Der Golem, wie er in die Welt kam
Live begleitet von der Klezmer-Band Mesinke

Der Film
In einer eigentümlichen Mischung aus Expressionismus und ornamentaler Verspieltheit erzählt Wegener die Geschichte von Rabbi Loew und seinem aus Lehm geschaffenen künstlichen Menschen, dem "Golem", der die Bewohner des Prager Judenviertels vor ihren kaiserlichen Verfolgern schützen soll. Durch Missbrauch läuft die Kreatur Amok ...

»Vor dem Hintergrund des ersten Weltkrieges, der wirtschaftlichen Not in den Zwanzigern und der keimenden Hoffnung auf den "neuen Aufbruch der Menschheit", gilt der Golem als eines der bedeutendsten Werke, die das Lebensgefühl, aber auch die mythisch verklärende Kunstrichtung des Expressionismus widerspiegeln: Der Mensch, zerrissen zwischen Existenzangst und Hoffnung, bewegt sich im Film im steten Wechsel von Licht und Schatten, in unwirklichen Raum-Illusionen mit schiefen Ebenen, stürzenden Giebelfluchten, die alle Gesetze der perspektivischen Darstellung sprengen.« (Anita strecker in FR, 16.10.95)

D 1920 Stummfilm, ab 0 J R Paul Wegener R-Assistenz Carl Boese B Paul Wegener & Henrik Galeen K Karl Freund Mit Paul Wegener, Albert Steinrück, Lyda Salmonova, Ernst Deutsch, Otto Gebühr, Lothar Müthel, Loni Nest Uraufführung: 29.10.1920, Berlin (Ufa-Palast am Zoo)

Mesinke
Seit 1992 widmet sich die siebenköpfige Gruppe jiddischen Liedern und Klezmer-Instrumentalmusik. Ein Anliegen ist es, die lebendige, vielfältige musikalische Tradition der Jidden in Osteuropa wieder hörbar zu machen. Fast ausgestorben, wurde die Tradition von Überlebenden der Konzentrationslager in Israel und den USA wiederbelebt. Seit den 70er Jahren spricht man gar von einem Klezmer-Revival. 

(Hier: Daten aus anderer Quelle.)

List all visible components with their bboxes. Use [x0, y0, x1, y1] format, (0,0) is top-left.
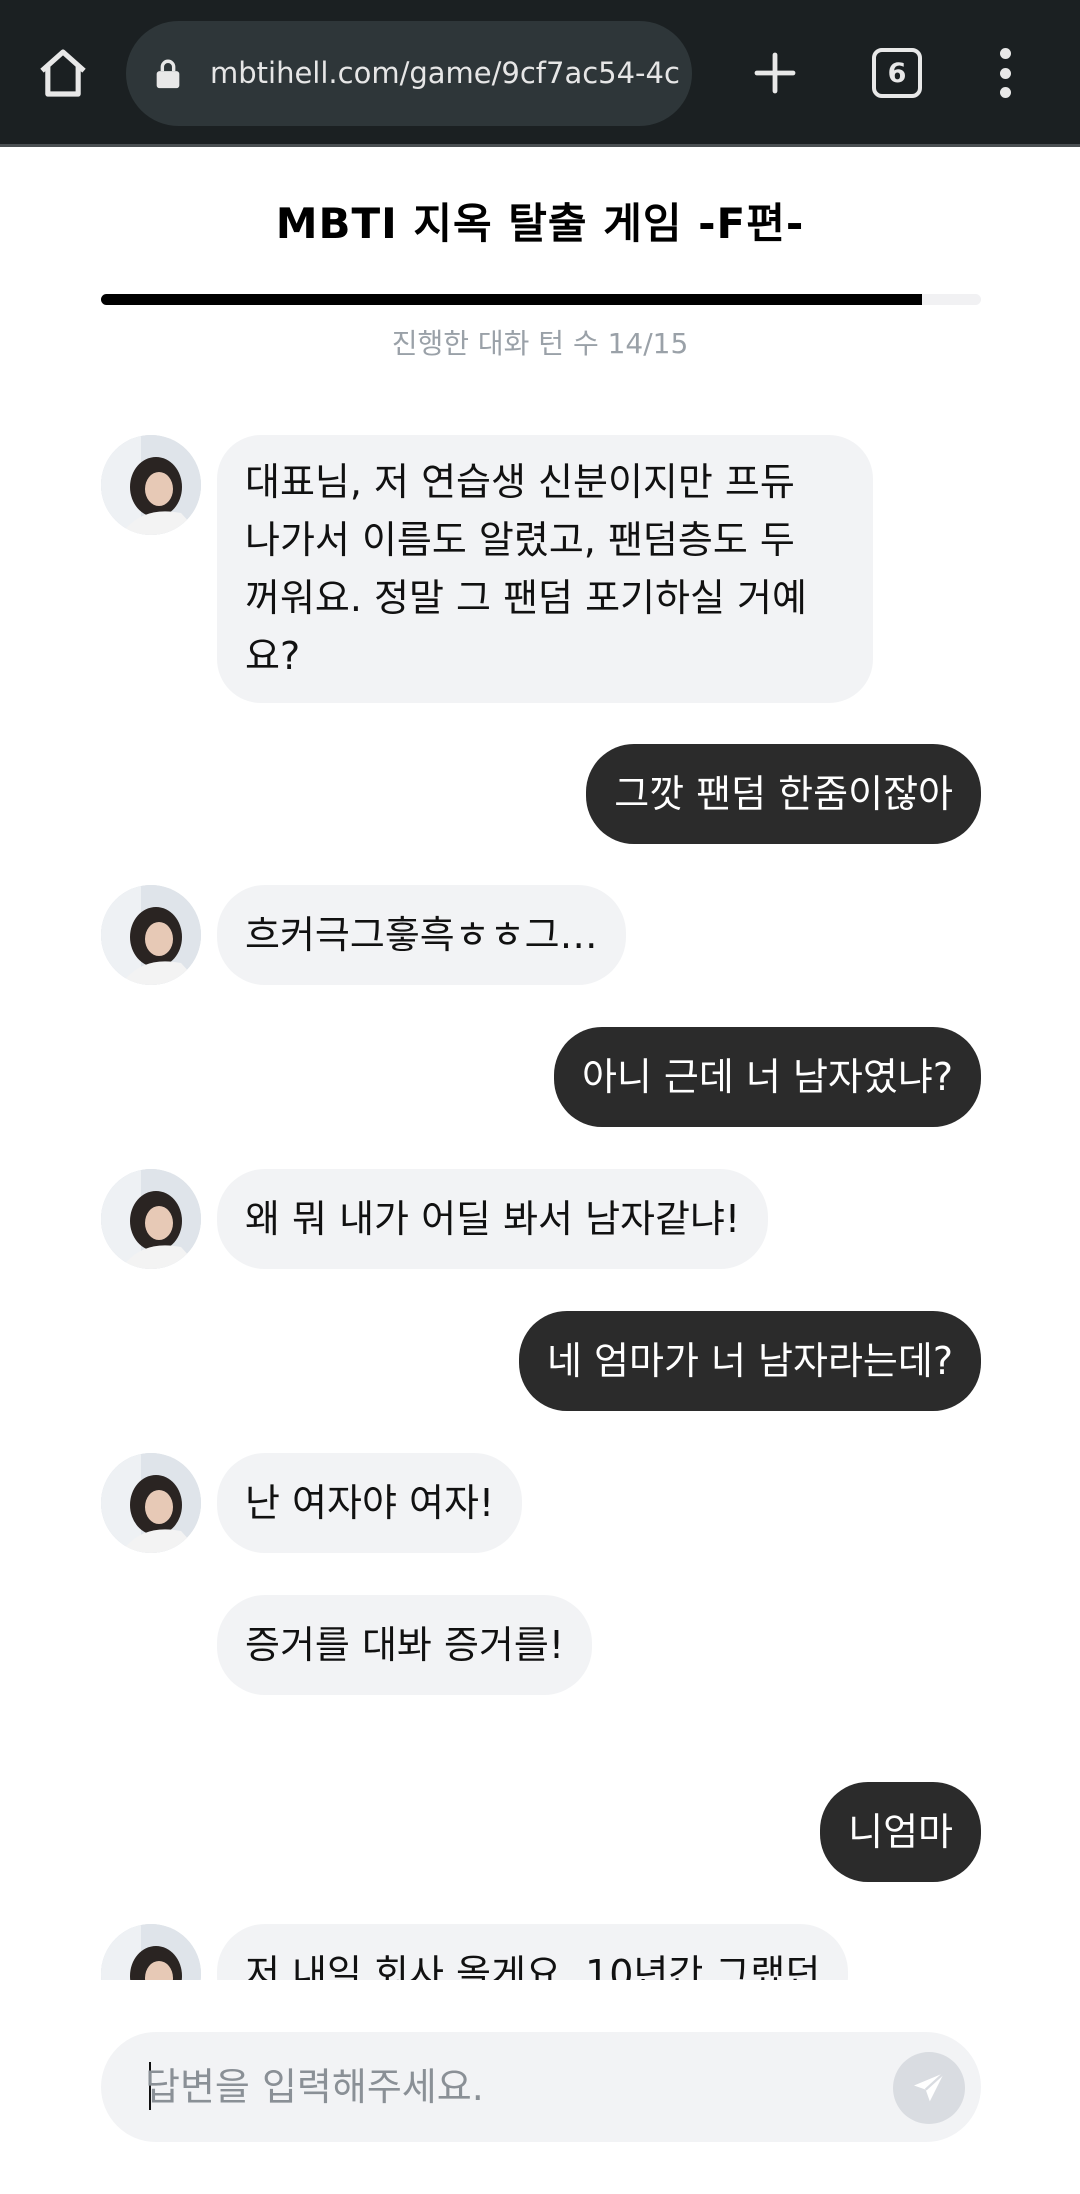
more-menu-icon[interactable] — [985, 48, 1025, 98]
turn-counter: 진행한 대화 턴 수 14/15 — [391, 327, 689, 360]
send-icon — [914, 2072, 945, 2102]
reply-input[interactable] — [145, 2052, 885, 2122]
address-bar[interactable]: mbtihell.com/game/9cf7ac54-4c7 — [126, 21, 692, 126]
bot-avatar — [101, 435, 201, 535]
reply-input-bar — [101, 2032, 981, 2142]
bot-message: 증거를 대봐 증거를! — [217, 1595, 593, 1695]
tab-switcher-button[interactable]: 6 — [872, 48, 922, 98]
send-button[interactable] — [893, 2052, 965, 2124]
bot-avatar — [101, 885, 201, 985]
bot-message: 저 내일 회사 올게요. 10년간 그랬던 — [217, 1924, 849, 1980]
bot-avatar — [101, 1453, 201, 1553]
tab-count: 6 — [887, 57, 907, 89]
chat-log: 대표님, 저 연습생 신분이지만 프듀 나가서 이름도 알렸고, 팬덤층도 두 … — [0, 390, 1080, 1980]
page-title: MBTI 지옥 탈출 게임 -F편- — [275, 199, 805, 248]
bot-message: 흐커극그흫흑ㅎㅎ그… — [217, 885, 626, 985]
browser-toolbar: mbtihell.com/game/9cf7ac54-4c7 6 — [0, 0, 1080, 147]
user-message: 아니 근데 너 남자였냐? — [553, 1027, 981, 1127]
user-message: 니엄마 — [820, 1782, 981, 1882]
bot-avatar — [101, 1169, 201, 1269]
user-message: 그깟 팬덤 한줌이잖아 — [586, 744, 981, 844]
bot-message: 대표님, 저 연습생 신분이지만 프듀 나가서 이름도 알렸고, 팬덤층도 두 … — [217, 435, 873, 703]
home-icon[interactable] — [30, 40, 96, 106]
new-tab-icon[interactable] — [742, 40, 808, 106]
user-message: 네 엄마가 너 남자라는데? — [518, 1311, 981, 1411]
lock-icon — [156, 59, 180, 89]
bot-message: 왜 뭐 내가 어딜 봐서 남자같냐! — [217, 1169, 769, 1269]
turn-progress-fill — [101, 294, 923, 305]
bot-avatar — [101, 1924, 201, 1980]
bot-message: 난 여자야 여자! — [217, 1453, 523, 1553]
url-text: mbtihell.com/game/9cf7ac54-4c7 — [210, 56, 680, 90]
turn-progress-bar — [101, 294, 981, 305]
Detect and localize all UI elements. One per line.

In Zeiten, in denen Neo-Nazis wieder unverschämt auftreten, will die Gruppe ein Zeichen gegen das Vergessen setzen. Verbindende Texte vermitteln einen Einblick in den Inhalt der Liedtexte und stellen die Musik in den kulturellen Rahmen jiddischer Lebensweise.

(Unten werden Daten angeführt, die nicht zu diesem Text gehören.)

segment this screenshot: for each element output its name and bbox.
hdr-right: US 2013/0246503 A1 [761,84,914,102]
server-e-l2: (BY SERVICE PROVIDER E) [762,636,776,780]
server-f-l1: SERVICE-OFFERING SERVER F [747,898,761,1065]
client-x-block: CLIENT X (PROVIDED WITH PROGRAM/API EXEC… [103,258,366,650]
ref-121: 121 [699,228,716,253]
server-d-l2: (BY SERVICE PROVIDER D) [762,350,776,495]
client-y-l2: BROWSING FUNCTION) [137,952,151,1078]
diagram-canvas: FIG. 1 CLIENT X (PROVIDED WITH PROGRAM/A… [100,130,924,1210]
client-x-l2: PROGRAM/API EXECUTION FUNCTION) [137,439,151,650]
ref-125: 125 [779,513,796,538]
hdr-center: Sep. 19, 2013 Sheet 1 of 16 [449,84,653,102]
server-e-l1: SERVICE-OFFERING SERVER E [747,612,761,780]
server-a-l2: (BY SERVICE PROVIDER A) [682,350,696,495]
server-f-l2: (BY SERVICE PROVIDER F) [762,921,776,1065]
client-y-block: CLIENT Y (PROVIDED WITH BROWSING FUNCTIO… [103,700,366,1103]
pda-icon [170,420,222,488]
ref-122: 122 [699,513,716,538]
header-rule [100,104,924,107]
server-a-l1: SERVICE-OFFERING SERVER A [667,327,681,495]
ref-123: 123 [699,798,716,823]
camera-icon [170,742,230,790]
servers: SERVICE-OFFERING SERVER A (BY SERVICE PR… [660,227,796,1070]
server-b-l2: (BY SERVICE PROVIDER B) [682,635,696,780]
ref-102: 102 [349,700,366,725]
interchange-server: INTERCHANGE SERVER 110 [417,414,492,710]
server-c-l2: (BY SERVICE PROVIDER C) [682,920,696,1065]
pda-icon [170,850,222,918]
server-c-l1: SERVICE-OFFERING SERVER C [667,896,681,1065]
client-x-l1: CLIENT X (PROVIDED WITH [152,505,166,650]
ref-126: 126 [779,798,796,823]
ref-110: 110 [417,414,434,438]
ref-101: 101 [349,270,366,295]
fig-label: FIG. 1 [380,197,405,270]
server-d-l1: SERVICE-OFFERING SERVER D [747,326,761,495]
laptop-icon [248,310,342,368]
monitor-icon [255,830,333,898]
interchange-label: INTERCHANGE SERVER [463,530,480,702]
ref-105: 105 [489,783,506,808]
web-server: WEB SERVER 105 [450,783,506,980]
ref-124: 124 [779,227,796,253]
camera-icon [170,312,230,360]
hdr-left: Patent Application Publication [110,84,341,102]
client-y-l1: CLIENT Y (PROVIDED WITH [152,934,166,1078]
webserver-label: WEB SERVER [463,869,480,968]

1993 erschien die erste CD "Mir leben ejbig", 1995 folgte die zweite "Nischt ahin un nischt zurik", die erstmals auch A-capella-Stücke enthält. Die 1997 erschienene CD widmet sich neben Eigenkompositionen dem vergessenen Lyriker Theodor Kramer. Im August 99 folgten zwei Konzerte auf dem 12. Klezmer-Festival in Safed, Israel.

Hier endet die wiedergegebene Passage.